Observe how the curving of its shape starts at the bow and ends harmoniously and definitively at the stern… And this, my friend, is not easy to achieve… in spite of the fact that I followed a formula,” he said pointing with contempt at the scribbled drawing.
“That is impressive, Horacio. It’s perfect! But….”
“My friend, you only have to start,” interrupted the man, grabbing Julio again by the sleeve to make him sit inside the canoe. “What do you think?”
“Well… it’s small like a coffin… but effective… yes, yes, very effective,” Julio answered nervously, trying to change the subject.
“Of course it’s small! Small as a story! A canoe doesn’t intend to be a transatlantic. A canoe knows that time is too short in this wretched life to lose it in an even more wretched way at sea,” said the man.
“There’s no doubt about it,” Julio agreed since he had no intentions of contradicting his friend.

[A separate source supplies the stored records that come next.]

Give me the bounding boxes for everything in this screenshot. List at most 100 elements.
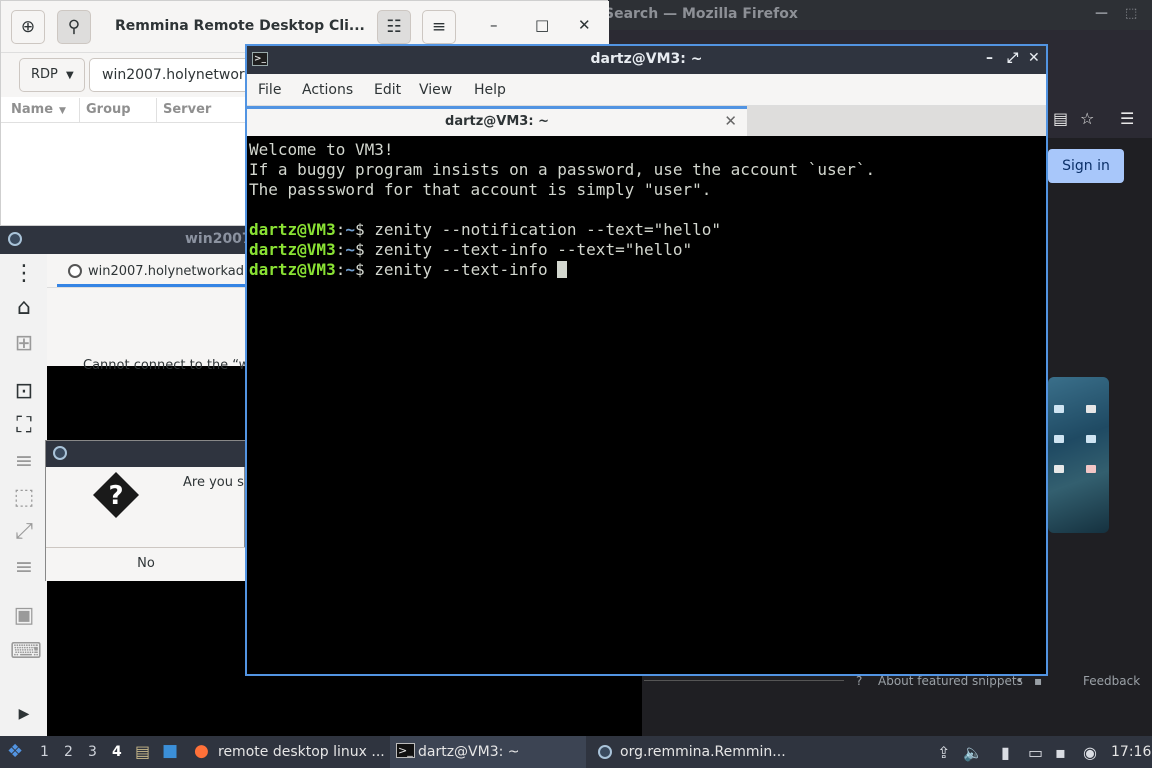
menu-file[interactable]: File <box>258 82 281 98</box>
updates-icon[interactable]: ⇪ <box>937 743 950 762</box>
menu-edit[interactable]: Edit <box>374 82 401 98</box>
terminal-tab-label: dartz@VM3: ~ <box>445 114 549 129</box>
close-icon[interactable]: ✕ <box>1028 50 1040 66</box>
column-group[interactable]: Group <box>86 102 131 117</box>
menu-view[interactable]: View <box>419 82 452 98</box>
dynamic-resolution-icon[interactable]: ⬚ <box>10 486 38 510</box>
workspace-2[interactable]: 2 <box>64 744 73 760</box>
menu-actions[interactable]: Actions <box>302 82 353 98</box>
dialog-titlebar[interactable] <box>46 441 246 467</box>
terminal-tab[interactable]: dartz@VM3: ~ ✕ <box>247 106 747 136</box>
terminal-title: dartz@VM3: ~ <box>590 51 703 67</box>
bookmark-star-icon[interactable]: ☆ <box>1080 109 1094 128</box>
output-line: The passsword for that account is simply… <box>249 180 712 199</box>
dialog-question: Are you s <box>183 475 244 490</box>
command-line: dartz@VM3:~$ zenity --notification --tex… <box>249 220 722 239</box>
task-label: remote desktop linux ... <box>218 744 385 760</box>
column-name[interactable]: Name <box>11 102 53 117</box>
volume-icon[interactable]: 🔈 <box>963 743 983 762</box>
error-message: Cannot connect to the “w <box>83 358 250 373</box>
server-address-input[interactable]: win2007.holynetworka <box>89 58 249 92</box>
text-cursor <box>557 261 568 278</box>
workspace-4[interactable]: 4 <box>112 744 122 760</box>
image-thumbnail[interactable] <box>1048 377 1109 533</box>
command-line: dartz@VM3:~$ zenity --text-info --text="… <box>249 240 693 259</box>
svg-text:?: ? <box>108 481 123 511</box>
new-tab-icon[interactable]: ⊞ <box>10 332 38 356</box>
workspace-3[interactable]: 3 <box>88 744 97 760</box>
file-manager-icon[interactable]: ▤ <box>135 742 150 761</box>
firefox-icon: ● <box>194 741 209 761</box>
minimize-icon[interactable]: – <box>490 16 498 34</box>
terminal-output[interactable]: Welcome to VM3! If a buggy program insist… <box>247 136 1046 674</box>
keyboard-icon[interactable]: ⌨ <box>10 640 42 664</box>
switch-menu-icon[interactable]: ≡ <box>10 556 38 580</box>
close-icon[interactable]: ✕ <box>578 16 591 34</box>
new-connection-icon[interactable]: ⊕ <box>11 10 45 44</box>
scale-icon[interactable]: ⤢ <box>10 520 38 544</box>
search-icon[interactable]: ⚲ <box>57 10 91 44</box>
multi-monitor-icon[interactable]: ▣ <box>10 604 38 628</box>
connection-tab-label: win2007.holynetworkad <box>88 264 244 279</box>
fullscreen-icon[interactable]: ⛶ <box>10 414 38 438</box>
remmina-icon <box>598 745 612 759</box>
terminal-window: >_ dartz@VM3: ~ – ⤢ ✕ File Actions Edit … <box>245 44 1048 676</box>
list-view-icon[interactable]: ☷ <box>377 10 411 44</box>
home-icon[interactable]: ⌂ <box>10 296 38 320</box>
question-dialog: ? Are you s No <box>45 440 246 581</box>
restore-icon[interactable]: ⬚ <box>1125 6 1137 21</box>
minimize-icon[interactable]: – <box>986 50 993 66</box>
error-panel: Cannot connect to the “w <box>47 290 249 373</box>
feedback-link[interactable]: Feedback <box>1083 674 1140 688</box>
terminal-menubar: File Actions Edit View Help <box>247 74 1046 106</box>
maximize-icon[interactable]: □ <box>535 16 549 34</box>
firefox-title: Search — Mozilla Firefox <box>604 6 798 22</box>
menu-icon[interactable]: ≡ <box>422 10 456 44</box>
remmina-title: Remmina Remote Desktop Cli... <box>115 18 365 34</box>
feedback-icon: ▪ <box>1034 674 1043 688</box>
terminal-icon: >_ <box>396 743 415 758</box>
expand-arrow-icon[interactable]: ▶ <box>10 702 38 726</box>
reader-view-icon[interactable]: ▤ <box>1053 109 1068 128</box>
connection-toolbar: ⋮ ⌂ ⊞ ⊡ ⛶ ≡ ⬚ ⤢ ≡ ▣ ⌨ ▶ <box>0 254 47 736</box>
workspace-1[interactable]: 1 <box>40 744 49 760</box>
menu-help[interactable]: Help <box>474 82 506 98</box>
notification-icon[interactable]: ▪ <box>1055 743 1066 762</box>
task-label: org.remmina.Remmin... <box>620 744 786 760</box>
start-menu-icon[interactable]: ❖ <box>7 741 23 762</box>
maximize-icon[interactable]: ⤢ <box>1007 50 1018 66</box>
record-icon[interactable]: ◉ <box>1083 743 1097 762</box>
close-tab-icon[interactable]: ✕ <box>724 112 737 130</box>
about-snippets-link[interactable]: About featured snippets <box>878 674 1023 688</box>
clipboard-icon[interactable]: ▮ <box>1001 743 1010 762</box>
task-firefox[interactable]: ● remote desktop linux ... <box>190 736 386 768</box>
task-terminal[interactable]: >_ dartz@VM3: ~ <box>390 736 586 768</box>
sign-in-button[interactable]: Sign in <box>1048 149 1124 183</box>
fit-window-icon[interactable]: ⊡ <box>10 380 38 404</box>
minimize-icon[interactable]: — <box>1095 6 1108 21</box>
remmina-icon <box>53 446 67 460</box>
terminal-tabbar: dartz@VM3: ~ ✕ <box>247 106 1046 136</box>
desktop-icon[interactable]: ■ <box>162 741 178 761</box>
clock[interactable]: 17:16 <box>1111 744 1151 760</box>
output-line: If a buggy program insists on a password… <box>249 160 876 179</box>
sort-desc-icon: ▼ <box>59 106 66 116</box>
scaling-menu-icon[interactable]: ≡ <box>10 450 38 474</box>
connection-title: win2007 <box>185 231 252 247</box>
no-button[interactable]: No <box>46 547 246 581</box>
chevron-down-icon: ▼ <box>66 70 74 81</box>
firefox-titlebar[interactable]: Search — Mozilla Firefox — ⬚ <box>600 0 1152 30</box>
task-remmina[interactable]: org.remmina.Remmin... <box>592 736 792 768</box>
terminal-titlebar[interactable]: >_ dartz@VM3: ~ – ⤢ ✕ <box>247 46 1046 74</box>
tab-icon <box>68 264 82 278</box>
task-label: dartz@VM3: ~ <box>418 744 520 760</box>
divider <box>644 680 844 681</box>
network-icon[interactable]: ▭ <box>1028 743 1043 762</box>
separator-dot: • <box>1016 674 1024 688</box>
column-server[interactable]: Server <box>163 102 211 117</box>
hamburger-menu-icon[interactable]: ☰ <box>1120 109 1134 128</box>
more-options-icon[interactable]: ⋮ <box>10 262 38 286</box>
command-line: dartz@VM3:~$ zenity --text-info <box>249 260 1044 280</box>
protocol-select[interactable]: RDP ▼ <box>19 58 85 92</box>
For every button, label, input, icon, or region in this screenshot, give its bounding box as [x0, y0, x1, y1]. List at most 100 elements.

“A canoe drifts on a stream without ever losing sight of land. It sets sail knowing precisely where it is going. It’s not public transportation and it never carries useless loads. In a canoe there is no time or space for a long novelistic parody. To overload it is to sink it and its most important thing is….”
All right! All right, Horacio…,” Julio interrupted when he noticed the man was going to run out of breath. “But why a canoe in this city without rivers?”
Grabbing his friend’s sleeve even tighter, Quiroga walked him out to the door with slow but stern steps, without saying anything.
“Let go of me, Horacio! It was only a question,” Julio begged.
When he came back, the man lied himself down effortlessly inside the canoe to drift away… Like a snake’s bite, the cyanide he drank killed him little by little so in death he could forever sail on the waters of time and become a castaway.